Mit einem maliziösen Lächeln auf Cletus hob und mischte Pater Ten die Tassen, aber so langsam, daß jeder am Tisch den Weg jener Tasse leicht verfolgen konnte, die deCastries zuletzt in der Hand gehabt hatte. Die Tasse landete wieder einmal in der Mitte. DeCastries schaute auf Cletus und streckte die Hand nach der Tasse aus, die rechts von jener stand, unter der höchstwahrscheinlich der Würfel steckte. Er zögerte, die Hand schwebte einen Augenblick über der Tasse, dann zog er die Hand zurück, und sein Lächeln kam wieder.
„Ich weiß natürlich nicht, wie Sie das machen“, sagte er, wobei er Cletus anschaute, „aber ich weiß, wenn ich diese Tasse aufhebe, wird ein Zuckerwürfel darunter liegen.“ Seine Hand tastete nach der Tasse am anderen Ende der Reihe. „Und wenn ich diese dort wähle, wird der Würfel wahrscheinlich unter ihr liegen.“
Cletus erwiderte wortlos sein Lächeln.
„Also habe ich richtig geraten“, sagte deCastries. Er streckte die Hand nach der mittleren Tasse aus und wartete einen Augenblick, wobei er Cletus’ Augen beobachtete. Dann zog er die Hand zurück. „Das war es wohl, was Sie mit dieser Demonstration mit den Tassen und dem Zuckerwürfel beweisen wollten, nicht wahr, Oberst? Sie wollten, daß ich die Situation genauso beurteile, wie ich es getan habe – gleichzeitig aber wollten Sie mich so weit verunsichern, daß ich trotz allem die mittlere Tasse aufheben mußte, um mir selbst zu beweisen, daß nichts darunter lag. Was Sie wirklich bezweckten war, mich an meiner eigenen Urteilsfähigkeit zweifeln zu lassen, und dies im Sinne Ihres sogenannten Täuschungsmanövers.“
Er streckte die Hand aus und klopfte mit dem Fingernagel gegen die mittlere Tasse, so daß sie einen leisen Glockenton von sich gab.

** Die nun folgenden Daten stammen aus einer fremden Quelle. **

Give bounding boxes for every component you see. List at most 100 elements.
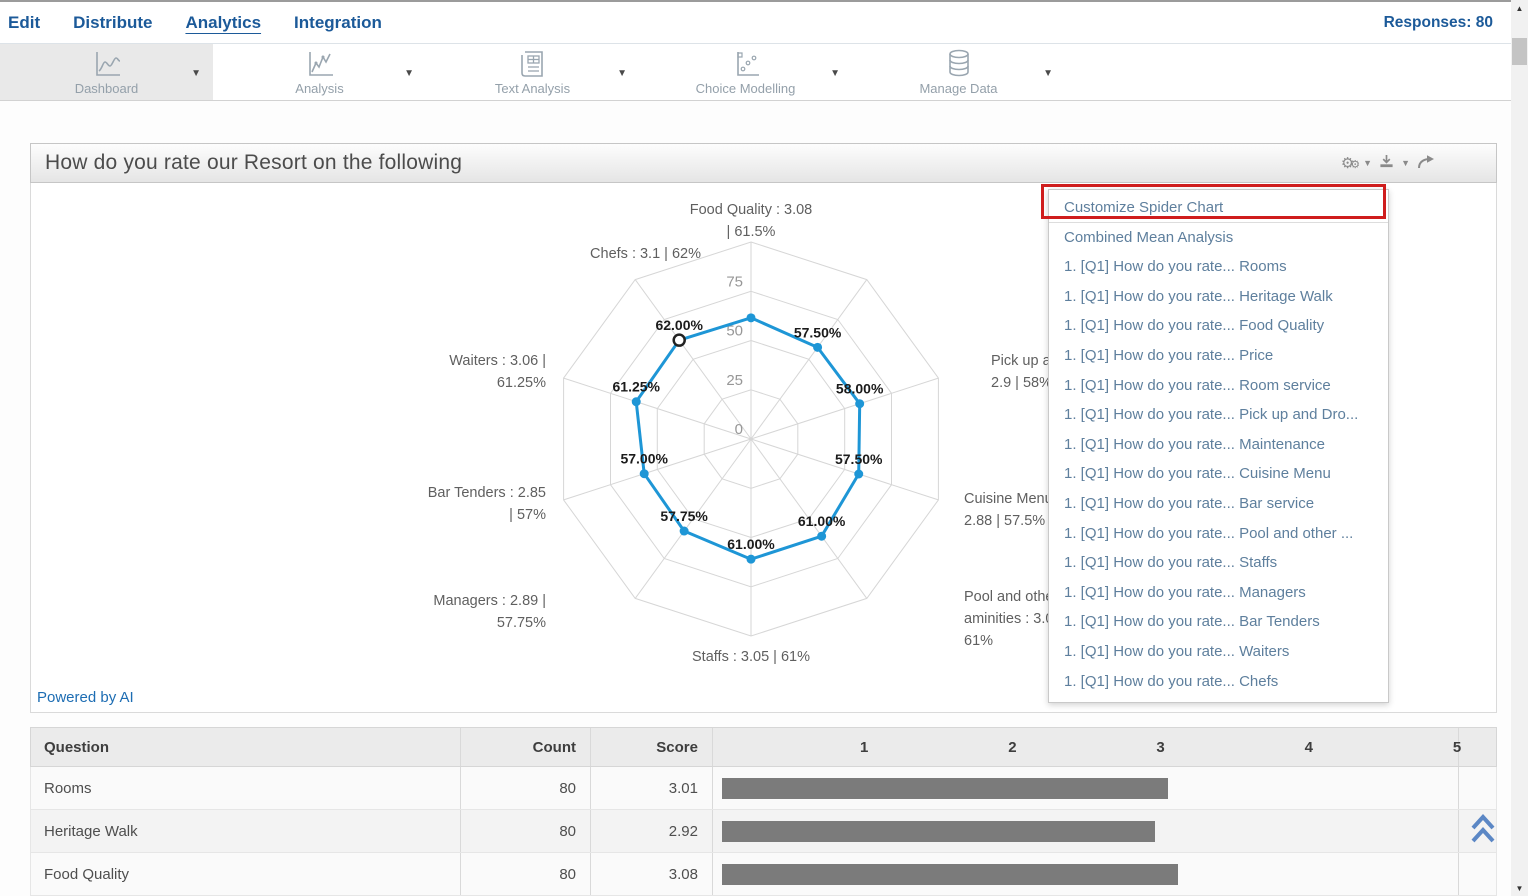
radar-point-highlighted[interactable] (674, 335, 685, 346)
document-icon (519, 49, 547, 79)
nav-item-edit[interactable]: Edit (8, 13, 40, 33)
radar-point-label: 57.75% (660, 508, 708, 524)
toolbar-tab-manage-data[interactable]: Manage Data▼ (852, 44, 1065, 100)
radar-point[interactable] (813, 343, 822, 352)
question-cell: Food Quality (31, 853, 461, 895)
radar-point-label: 58.00% (836, 381, 884, 397)
radar-category-label: Cuisine Menu : (964, 491, 1061, 507)
share-icon[interactable] (1417, 154, 1436, 173)
radar-category-label: Managers : 2.89 | (433, 593, 546, 609)
radar-point[interactable] (817, 532, 826, 541)
chart-options-menu: Customize Spider ChartCombined Mean Anal… (1048, 189, 1389, 703)
analytics-toolbar: Dashboard▼Analysis▼Text Analysis▼Choice … (0, 44, 1511, 101)
download-icon[interactable] (1379, 154, 1394, 172)
scale-header-label: 3 (1156, 739, 1164, 756)
radar-category-label: 61% (964, 633, 993, 649)
chevron-down-icon[interactable]: ▼ (1043, 68, 1053, 79)
radar-axis-spoke (635, 280, 751, 439)
nav-item-integration[interactable]: Integration (294, 13, 382, 33)
score-bar (722, 821, 1155, 842)
menu-item[interactable]: 1. [Q1] How do you rate... Waiters (1049, 637, 1388, 667)
question-cell: Rooms (31, 767, 461, 809)
radar-tick-label: 0 (735, 421, 743, 438)
radar-point[interactable] (747, 313, 756, 322)
settings-gears-icon[interactable]: ⚙⁠⚙ (1341, 156, 1356, 171)
radar-point[interactable] (854, 470, 863, 479)
nav-item-distribute[interactable]: Distribute (73, 13, 152, 33)
radar-tick-label: 75 (726, 273, 743, 290)
radar-point-label: 61.00% (798, 513, 846, 529)
scale-header-label: 4 (1305, 739, 1313, 756)
menu-item-customize-spider-chart[interactable]: Customize Spider Chart (1049, 193, 1388, 223)
scrollbar-thumb[interactable] (1512, 38, 1527, 65)
chevron-down-icon[interactable]: ▼ (404, 68, 414, 79)
menu-item[interactable]: 1. [Q1] How do you rate... Maintenance (1049, 430, 1388, 460)
nav-item-analytics[interactable]: Analytics (185, 13, 261, 33)
radar-tick-label: 25 (726, 372, 743, 389)
score-cell: 2.92 (591, 810, 713, 852)
scrollbar-down-arrow-icon[interactable]: ▼ (1511, 880, 1528, 896)
menu-item[interactable]: 1. [Q1] How do you rate... Cuisine Menu (1049, 459, 1388, 489)
menu-item[interactable]: 1. [Q1] How do you rate... Chefs (1049, 667, 1388, 697)
toolbar-tab-dashboard[interactable]: Dashboard▼ (0, 44, 213, 100)
toolbar-tab-analysis[interactable]: Analysis▼ (213, 44, 426, 100)
vertical-scrollbar[interactable]: ▲ ▼ (1511, 0, 1528, 896)
count-cell: 80 (461, 853, 591, 895)
radar-category-label: 61.25% (497, 375, 546, 391)
scale-header: 12345 (713, 728, 1459, 766)
scatter-chart-icon (730, 49, 762, 79)
panel-action-icons: ⚙⁠⚙ ▼ ▼ (1341, 154, 1436, 173)
menu-item[interactable]: 1. [Q1] How do you rate... Rooms (1049, 252, 1388, 282)
radar-point-label: 57.50% (794, 324, 842, 340)
chevron-down-icon[interactable]: ▼ (617, 68, 627, 79)
menu-item[interactable]: 1. [Q1] How do you rate... Pick up and D… (1049, 400, 1388, 430)
radar-category-label: Staffs : 3.05 | 61% (692, 649, 810, 665)
radar-point-label: 57.50% (835, 451, 883, 467)
summary-table: QuestionCountScore12345Rooms803.01Herita… (30, 727, 1497, 896)
powered-by-ai-link[interactable]: Powered by AI (37, 689, 134, 706)
column-header-count: Count (461, 728, 591, 766)
radar-category-label: Pool and other (964, 589, 1058, 605)
database-icon (945, 49, 973, 79)
menu-item[interactable]: 1. [Q1] How do you rate... Heritage Walk (1049, 282, 1388, 312)
column-header-question: Question (31, 728, 461, 766)
score-bar-cell (713, 767, 1459, 809)
radar-point-label: 61.25% (613, 379, 661, 395)
panel-title: How do you rate our Resort on the follow… (45, 151, 462, 175)
scrollbar-up-arrow-icon[interactable]: ▲ (1511, 0, 1528, 16)
table-row: Rooms803.01 (30, 767, 1497, 810)
menu-item[interactable]: 1. [Q1] How do you rate... Pool and othe… (1049, 519, 1388, 549)
scale-header-label: 1 (860, 739, 868, 756)
menu-item[interactable]: 1. [Q1] How do you rate... Food Quality (1049, 311, 1388, 341)
trend-chart-icon (304, 49, 336, 79)
radar-point-label: 57.00% (620, 451, 668, 467)
menu-item[interactable]: 1. [Q1] How do you rate... Staffs (1049, 548, 1388, 578)
menu-item[interactable]: Combined Mean Analysis (1049, 223, 1388, 253)
toolbar-tab-text-analysis[interactable]: Text Analysis▼ (426, 44, 639, 100)
radar-point[interactable] (747, 555, 756, 564)
score-bar-cell (713, 853, 1459, 895)
menu-item[interactable]: 1. [Q1] How do you rate... Price (1049, 341, 1388, 371)
chevron-down-icon[interactable]: ▼ (1401, 158, 1410, 168)
radar-category-label: Food Quality : 3.08 (690, 202, 813, 218)
toolbar-tab-choice-modelling[interactable]: Choice Modelling▼ (639, 44, 852, 100)
radar-category-label: | 57% (509, 507, 546, 523)
radar-point[interactable] (640, 469, 649, 478)
panel-header: How do you rate our Resort on the follow… (30, 143, 1497, 183)
menu-item[interactable]: 1. [Q1] How do you rate... Managers (1049, 578, 1388, 608)
radar-point[interactable] (855, 399, 864, 408)
radar-point[interactable] (680, 527, 689, 536)
menu-item[interactable]: 1. [Q1] How do you rate... Bar Tenders (1049, 607, 1388, 637)
menu-item[interactable]: 1. [Q1] How do you rate... Room service (1049, 371, 1388, 401)
radar-category-label: Waiters : 3.06 | (449, 353, 546, 369)
scroll-to-top-button[interactable] (1468, 808, 1498, 850)
chevron-down-icon[interactable]: ▼ (1363, 158, 1372, 168)
table-header-row: QuestionCountScore12345 (30, 727, 1497, 767)
chevron-down-icon[interactable]: ▼ (830, 68, 840, 79)
chevron-down-icon[interactable]: ▼ (191, 68, 201, 79)
radar-point[interactable] (632, 397, 641, 406)
count-cell: 80 (461, 810, 591, 852)
menu-item[interactable]: 1. [Q1] How do you rate... Bar service (1049, 489, 1388, 519)
score-cell: 3.01 (591, 767, 713, 809)
radar-category-label: 2.88 | 57.5% (964, 513, 1045, 529)
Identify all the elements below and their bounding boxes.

„Aber ich werde die Tasse nicht umdrehen“, fuhr er mit einem Blick auf Cletus fort. „Ich bin einen Schritt weitergegangen und habe Ihre Absicht durchschaut, die darauf hinzielte, daß ich’s tue. Sie wollten Eindruck schinden. Nun gut, ich bin beeindruckt – aber es hält sich in Grenzen. Und zum Beweis dafür frage ich Sie: Was würden Sie sagen, wenn ich die Tasse überhaupt nicht abhebe?“
„Ihre logische Beweisführung ist großartig, Herr Minister.“
Cletus streckte die Hand aus, nahm die anderen beiden Tassen und drehte sie um, während er die Öffnungen kurz mit der Hand bedeckte und dann die Hand wegnahm, um zu zeigen, daß sie leer waren. „Was könnte ich sonst sagen?“
„Danke, Oberst“, sagte deCastries weich. Er hatte sich in seinem Sessel zurückgelehnt, und seine Augen hatten sich zu Schlitzen verengt. Er streckte die rechte Hand aus, ergriff den Stiel seines Weinglases und drehte es zwischen Daumen und Zeigefinger genau jeweils um eine Vierteldrehung, als wollte er das Glas sorgfältig in die Tischdecke schrauben. „Sie haben vorhin gesagt, Sie hätten diesen Flug nach Kultis gebucht, weil Sie wußten, daß ich an Bord sein würde. Sie wollen mir doch nicht weismachen, daß Sie sich dieser Mühe unterzogen haben, nur um mir ihr taktisches Spielchen vorzuführen.“
„Nur teilweise“, sagte Cletus. Die Spannung am Tisch war plötzlich sprunghaft angestiegen, obwohl Cletus und deCastries freundlich und entspannt miteinander redeten. „Ich wollte Sie treffen, Herr Minister, weil ich Sie bitten möchte, einige Dinge zu arrangieren, damit ich mein Werk über Taktik vollenden kann.“
„So?“ meinte deCastries. „Und wie haben Sie sich das vorgestellt?“
„Die Gelegenheit, Herr Minister, wird sich uns beiden bieten“ – Cletus schob seinen Stuhl zurück und erhob sich –, „nachdem Sie mich jetzt kennengelernt haben und wissen, was ich anstrebe. Gleichzeitig möchte ich mich entschuldigen, daß ich Sie beim Abendessen gestört habe, und bitte um die Erlaubnis, mich zurückziehen zu dürfen …“
„Einen Augenblick, Oberst …“ sagte deCastries.
Das Geräusch von splitterndem Glas unterbrach sie. Melissas Weinglas lag zerbrochen auf ihrer Untertasse, während sie versuchte, schwankend auf die Beine zu kommen, wobei sie eine Hand auf ihre Stirn drückte.